Robert Purvis (American National Biography)
Scholarship
[Robert Purvis] was born in Charleston, South Carolina, the son of William Purvis, a naturalized British cotton broker, and Harriet Judah, the free mulatto daughter of a German Jewish flour merchant and an emancipated slave of Moorish extraction…An intimate of James Forten, the wealthy black sailmaker, Purvis threw himself into anticolonization activities, denouncing the design to deport free blacks to colonies outside the United States. He married Forten's daughter, Harriet, in 1831; they had eight children. After Harriet's death in 1875, he married Tacy Townsend, a white Quaker. When Lundy's associate, William Lloyd Garrison, looked to publish The Liberator (1831) and his hostile Thoughts on African Colonization (1832), Purvis and Forten aided him by gathering subscriptions and raising funds. Both were charter members of the American Anti-Slavery Society formed in Philadelphia in 1833. Following the first annual meeting of the society, Purvis, sailed in 1834 to Britain, having obtained a U.S. passport through the intervention of President Andrew Jackson, where for three months he promoted the American antislavery cause and visited relatives. His return voyage provided him with a tale he delighted to tell for the remainder of his life: he had been showered with social courtesies by fellow passengers, notably the racial purist Arthur Peronneau Hayne of South Carolina, all of them miscued by his light complexion, until he disclosed, shortly before landing, that he belonged "to the degraded tribe of Africans."
Joseph A. Boromé, "Purvis, Robert," American National Biography Online, February 2000, http://www.anb.org/articles/15/15-00559.html.
Robert Purvis, Civil War (American National Biography)
Scholarship
Purvis welcomed armed conflict to end slavery, but after the Civil War began, he criticized the race-related policies of President Abraham Lincoln, particularly his proposal to deport and colonize freed slaves. He grew to trust the Lincoln administration, however, and took heart from Attorney General Edward Bates's declaration that he believed blacks were citizens, the Dred Scott decision notwithstanding. After the official release of the Emancipation Proclamation, Purvis admitted freely that he was "proud to be an American citizen." When the government began recruiting black troops in 1863, he urged black volunteers to enlist at Camp William Penn near Philadelphia. Joining with others to organize the Pennsylvania Equal Rights League in 1864, he rejoiced at the passage of the Fourteenth and Fifteenth amendments, although he remained a disappointed yet steadfast proponent of woman suffrage.

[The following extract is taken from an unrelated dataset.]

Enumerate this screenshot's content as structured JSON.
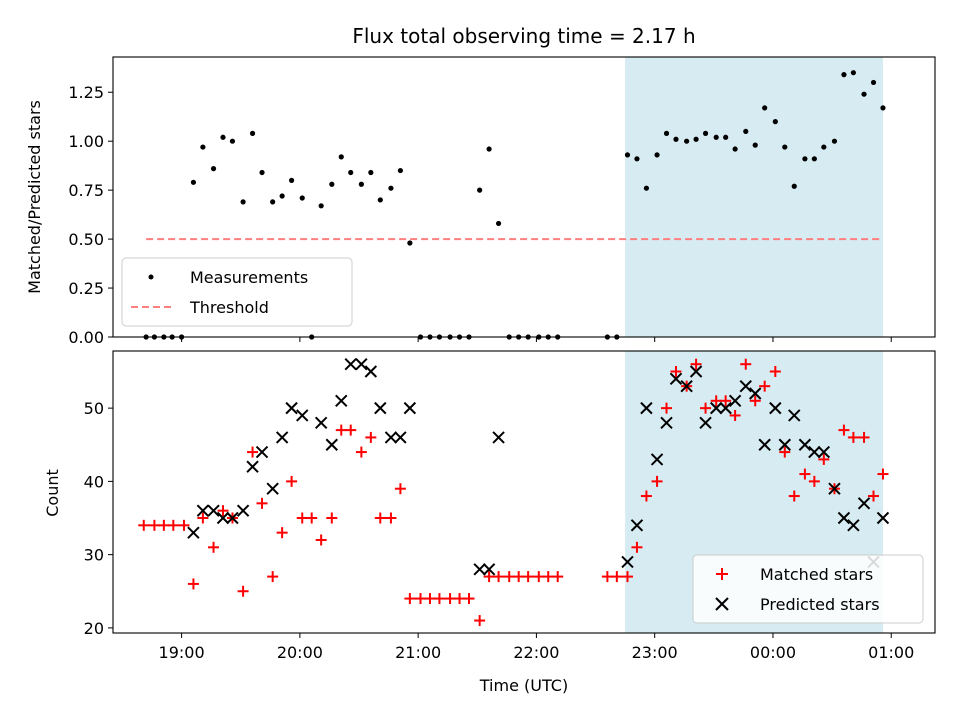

Joseph A. Boromé, "Purvis, Robert," American National Biography Online, February 2000, http://www.anb.org/articles/15/15-00559.html.

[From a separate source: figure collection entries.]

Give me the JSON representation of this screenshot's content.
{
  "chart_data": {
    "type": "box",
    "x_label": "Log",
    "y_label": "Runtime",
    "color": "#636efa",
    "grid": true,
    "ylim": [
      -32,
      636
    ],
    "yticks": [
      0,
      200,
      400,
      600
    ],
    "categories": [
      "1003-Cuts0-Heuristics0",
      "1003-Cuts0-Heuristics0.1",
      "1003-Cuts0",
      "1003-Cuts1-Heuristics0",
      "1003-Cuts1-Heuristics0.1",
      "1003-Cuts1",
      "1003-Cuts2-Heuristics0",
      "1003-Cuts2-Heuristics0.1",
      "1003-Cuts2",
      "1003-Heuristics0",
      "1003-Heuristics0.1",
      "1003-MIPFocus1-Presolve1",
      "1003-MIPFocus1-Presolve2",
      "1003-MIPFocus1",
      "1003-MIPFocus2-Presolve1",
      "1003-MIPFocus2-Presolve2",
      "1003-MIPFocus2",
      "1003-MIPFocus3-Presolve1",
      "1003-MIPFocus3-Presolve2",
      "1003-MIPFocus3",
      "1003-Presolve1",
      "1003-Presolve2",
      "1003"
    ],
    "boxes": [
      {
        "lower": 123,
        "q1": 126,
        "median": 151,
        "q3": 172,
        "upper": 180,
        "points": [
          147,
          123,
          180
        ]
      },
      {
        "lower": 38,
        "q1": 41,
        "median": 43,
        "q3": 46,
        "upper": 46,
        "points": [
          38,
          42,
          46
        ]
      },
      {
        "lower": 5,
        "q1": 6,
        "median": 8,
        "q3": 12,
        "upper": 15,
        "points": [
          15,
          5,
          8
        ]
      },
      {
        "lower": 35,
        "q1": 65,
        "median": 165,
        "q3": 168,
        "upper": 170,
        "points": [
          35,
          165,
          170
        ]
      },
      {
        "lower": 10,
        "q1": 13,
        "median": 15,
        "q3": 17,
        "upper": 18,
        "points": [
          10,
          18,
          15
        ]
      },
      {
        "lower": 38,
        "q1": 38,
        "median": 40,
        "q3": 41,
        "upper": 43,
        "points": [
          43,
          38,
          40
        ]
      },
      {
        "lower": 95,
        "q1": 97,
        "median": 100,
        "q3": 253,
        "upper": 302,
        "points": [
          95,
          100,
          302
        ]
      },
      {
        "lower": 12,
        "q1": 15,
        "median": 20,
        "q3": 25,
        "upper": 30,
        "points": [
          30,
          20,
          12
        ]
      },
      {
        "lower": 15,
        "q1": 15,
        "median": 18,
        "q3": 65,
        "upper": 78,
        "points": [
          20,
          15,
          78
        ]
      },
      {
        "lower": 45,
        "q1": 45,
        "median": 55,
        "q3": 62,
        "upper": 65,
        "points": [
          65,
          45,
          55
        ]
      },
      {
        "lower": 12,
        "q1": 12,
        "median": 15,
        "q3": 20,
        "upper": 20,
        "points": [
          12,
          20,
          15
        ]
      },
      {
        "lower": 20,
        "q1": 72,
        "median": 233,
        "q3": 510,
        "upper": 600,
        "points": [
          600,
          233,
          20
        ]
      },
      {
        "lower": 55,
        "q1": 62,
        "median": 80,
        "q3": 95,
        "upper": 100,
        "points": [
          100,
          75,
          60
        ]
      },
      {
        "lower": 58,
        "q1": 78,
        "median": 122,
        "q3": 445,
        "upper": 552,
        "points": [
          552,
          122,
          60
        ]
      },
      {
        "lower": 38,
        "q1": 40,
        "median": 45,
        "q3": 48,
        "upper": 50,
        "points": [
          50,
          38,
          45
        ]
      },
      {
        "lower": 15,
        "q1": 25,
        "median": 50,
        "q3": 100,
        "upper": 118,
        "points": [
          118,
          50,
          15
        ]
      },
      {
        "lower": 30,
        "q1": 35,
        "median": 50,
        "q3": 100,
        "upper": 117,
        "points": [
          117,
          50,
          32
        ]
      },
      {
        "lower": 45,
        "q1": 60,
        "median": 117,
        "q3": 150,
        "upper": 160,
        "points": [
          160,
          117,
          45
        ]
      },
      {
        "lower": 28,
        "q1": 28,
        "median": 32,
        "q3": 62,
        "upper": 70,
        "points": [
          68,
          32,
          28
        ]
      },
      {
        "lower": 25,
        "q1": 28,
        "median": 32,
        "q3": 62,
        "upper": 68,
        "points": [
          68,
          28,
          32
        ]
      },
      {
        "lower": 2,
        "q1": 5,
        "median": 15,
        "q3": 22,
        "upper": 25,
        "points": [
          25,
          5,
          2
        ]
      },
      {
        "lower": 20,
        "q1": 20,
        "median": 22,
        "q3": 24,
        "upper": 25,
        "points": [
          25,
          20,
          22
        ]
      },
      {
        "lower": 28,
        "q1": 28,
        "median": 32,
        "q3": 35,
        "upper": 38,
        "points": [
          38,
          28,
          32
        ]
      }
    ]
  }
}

Robert Purvis, Reconstruction (American National Biography)
Scholarship
Greatly respected in the postwar era, Purvis refused an 1867 bid to head the Freedmen's Bureau but served as a commissioner in Washington, D.C., of the Republican-sponsored Freedmen's Savings Bank (1874-1880). After returning to Philadelphia, he dedicated himself, as an elder statesman of abolitionism, to the defeat of slavery's "twin relic of barbarism, prejudice against color." He supported municipal reform and independent political action to battle race discrimination in city employment, to ameliorate the economic plight of black workers, and to shore up civil rights. In 1881 he backed for mayor reform Democrat Samuel G. King, who after election appointed four black policemen. In 1884, ignoring mounting Republican displeasure because he did not adhere to the party that had freed the slaves, Purvis flirted with the Greenback party. Dissatisfied with the 1887 state civil rights law, he lobbied for more inclusive legislation.